Appreciate that. I wanted to follow up on the other part of the Midland Basin partnership. I think you had been kind of back and forth on whether to start drilling that around mid-year. I guess, where does that stand now? And maybe some of the industry results up in that part of the Midland Basin, how those are impacting maybe your plans there, and is that impacting the ability to add acreage in that area as well.

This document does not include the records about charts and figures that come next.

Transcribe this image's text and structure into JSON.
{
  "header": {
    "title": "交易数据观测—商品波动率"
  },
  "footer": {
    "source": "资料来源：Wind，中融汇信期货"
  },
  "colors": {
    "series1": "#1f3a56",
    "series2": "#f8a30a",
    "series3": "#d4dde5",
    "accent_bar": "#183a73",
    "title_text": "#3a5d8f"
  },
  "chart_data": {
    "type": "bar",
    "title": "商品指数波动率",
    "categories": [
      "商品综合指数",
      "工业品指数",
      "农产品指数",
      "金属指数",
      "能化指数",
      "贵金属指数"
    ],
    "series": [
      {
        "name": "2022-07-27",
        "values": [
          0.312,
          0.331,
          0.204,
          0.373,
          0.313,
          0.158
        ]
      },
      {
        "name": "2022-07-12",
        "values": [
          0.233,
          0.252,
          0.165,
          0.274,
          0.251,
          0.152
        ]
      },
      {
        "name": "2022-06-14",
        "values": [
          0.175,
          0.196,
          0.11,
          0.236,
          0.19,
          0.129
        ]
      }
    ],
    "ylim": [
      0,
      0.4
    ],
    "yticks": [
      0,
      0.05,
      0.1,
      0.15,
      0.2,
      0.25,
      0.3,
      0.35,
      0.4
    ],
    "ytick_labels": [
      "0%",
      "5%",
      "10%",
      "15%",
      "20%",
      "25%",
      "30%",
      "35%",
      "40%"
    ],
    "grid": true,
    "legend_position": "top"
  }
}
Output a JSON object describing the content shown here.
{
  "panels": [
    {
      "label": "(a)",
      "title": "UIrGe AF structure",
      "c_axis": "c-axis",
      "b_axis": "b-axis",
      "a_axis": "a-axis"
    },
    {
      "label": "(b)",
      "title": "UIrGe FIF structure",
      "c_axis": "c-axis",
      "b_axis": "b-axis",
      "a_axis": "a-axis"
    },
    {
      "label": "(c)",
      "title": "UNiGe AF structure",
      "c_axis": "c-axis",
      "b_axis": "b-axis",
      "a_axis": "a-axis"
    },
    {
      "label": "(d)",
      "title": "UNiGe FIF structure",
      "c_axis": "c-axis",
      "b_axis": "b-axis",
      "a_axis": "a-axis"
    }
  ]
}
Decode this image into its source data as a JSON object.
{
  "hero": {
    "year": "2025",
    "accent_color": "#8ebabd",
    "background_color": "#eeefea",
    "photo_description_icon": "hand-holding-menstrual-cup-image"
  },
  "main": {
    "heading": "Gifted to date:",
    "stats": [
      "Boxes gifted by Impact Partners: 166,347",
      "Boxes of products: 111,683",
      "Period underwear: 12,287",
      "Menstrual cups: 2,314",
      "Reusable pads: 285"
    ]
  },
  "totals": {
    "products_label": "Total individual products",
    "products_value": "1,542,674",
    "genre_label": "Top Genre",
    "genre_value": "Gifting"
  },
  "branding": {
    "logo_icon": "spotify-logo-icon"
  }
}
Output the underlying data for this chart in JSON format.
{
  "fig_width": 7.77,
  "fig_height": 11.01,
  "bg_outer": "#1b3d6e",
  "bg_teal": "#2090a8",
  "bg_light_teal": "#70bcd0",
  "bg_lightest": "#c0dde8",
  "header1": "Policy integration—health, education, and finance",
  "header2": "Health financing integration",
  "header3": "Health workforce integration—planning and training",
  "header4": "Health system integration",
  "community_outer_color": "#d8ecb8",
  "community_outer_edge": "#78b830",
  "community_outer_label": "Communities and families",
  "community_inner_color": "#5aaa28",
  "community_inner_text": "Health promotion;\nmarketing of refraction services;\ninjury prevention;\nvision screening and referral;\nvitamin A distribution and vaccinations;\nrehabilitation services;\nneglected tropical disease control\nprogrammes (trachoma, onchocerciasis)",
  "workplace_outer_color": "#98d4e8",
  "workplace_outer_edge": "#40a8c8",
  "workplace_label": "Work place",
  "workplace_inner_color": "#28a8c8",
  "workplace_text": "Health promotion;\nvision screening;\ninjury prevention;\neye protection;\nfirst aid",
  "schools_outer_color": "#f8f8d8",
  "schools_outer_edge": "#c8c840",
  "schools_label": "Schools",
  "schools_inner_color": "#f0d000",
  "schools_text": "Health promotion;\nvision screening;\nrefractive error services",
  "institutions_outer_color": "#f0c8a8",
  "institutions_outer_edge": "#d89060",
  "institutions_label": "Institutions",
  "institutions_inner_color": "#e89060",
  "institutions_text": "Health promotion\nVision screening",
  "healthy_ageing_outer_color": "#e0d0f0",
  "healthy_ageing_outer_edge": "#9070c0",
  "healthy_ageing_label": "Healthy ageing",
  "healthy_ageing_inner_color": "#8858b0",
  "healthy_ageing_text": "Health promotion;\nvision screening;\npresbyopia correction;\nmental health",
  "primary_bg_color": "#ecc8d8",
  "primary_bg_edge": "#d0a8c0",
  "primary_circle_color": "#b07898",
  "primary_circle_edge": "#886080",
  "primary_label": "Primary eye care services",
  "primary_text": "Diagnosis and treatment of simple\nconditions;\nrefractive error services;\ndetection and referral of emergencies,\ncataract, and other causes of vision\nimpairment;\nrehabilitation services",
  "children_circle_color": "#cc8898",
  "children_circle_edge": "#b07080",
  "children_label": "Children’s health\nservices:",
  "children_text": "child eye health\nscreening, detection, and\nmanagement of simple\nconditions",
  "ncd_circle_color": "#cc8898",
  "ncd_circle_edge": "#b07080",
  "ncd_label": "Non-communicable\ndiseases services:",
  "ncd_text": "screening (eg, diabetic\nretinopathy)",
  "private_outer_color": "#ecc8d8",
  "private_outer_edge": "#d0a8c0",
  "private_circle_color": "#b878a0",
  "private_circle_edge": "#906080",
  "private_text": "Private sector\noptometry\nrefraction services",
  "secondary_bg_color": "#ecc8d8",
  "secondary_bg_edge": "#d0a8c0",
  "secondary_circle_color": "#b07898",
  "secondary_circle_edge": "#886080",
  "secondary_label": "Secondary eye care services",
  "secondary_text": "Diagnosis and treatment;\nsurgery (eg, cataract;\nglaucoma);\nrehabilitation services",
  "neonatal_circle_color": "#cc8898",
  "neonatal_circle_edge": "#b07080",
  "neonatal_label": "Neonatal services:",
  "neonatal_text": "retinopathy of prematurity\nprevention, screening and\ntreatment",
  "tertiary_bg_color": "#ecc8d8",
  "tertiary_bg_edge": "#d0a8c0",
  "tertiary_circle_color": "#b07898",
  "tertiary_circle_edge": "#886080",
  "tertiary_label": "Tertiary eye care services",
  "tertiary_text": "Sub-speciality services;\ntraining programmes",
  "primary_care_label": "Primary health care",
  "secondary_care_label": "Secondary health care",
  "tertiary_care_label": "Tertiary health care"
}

I'm laughing because you hit the nail on the head with that one. The price of poker is going up as the results in the northern middle of the basin. It seems like every month, Oil and Gas Investor has another article about strong results up there, which is great. We'd love to see it. It doesn't necessarily help on the ability to capture additional inventory side, but I think all in, we're happy to see that. From our operating perspective, we're still looking at probably this summer, starting. Now, I'd say that's a real-time conversation based on what we've seen over the past month. But the plan has been this summer to start development. We're looking at potentially a four-wheel pad up there. It's a smaller working interest initially based on our deal that we structured. But that's the plan that we're looking at now. But that is one of the easiest to defer. And so in a scenario where we decide, hey, if it makes sense, it'd be more prudent to hold off on this. That's an easy one to look at is Northern Midland Basin Project.
Okay. Appreciate it, Luke.
Absolutely. Thank you.
This concludes today's conference call. Thank you all for joining. You may now disconnect.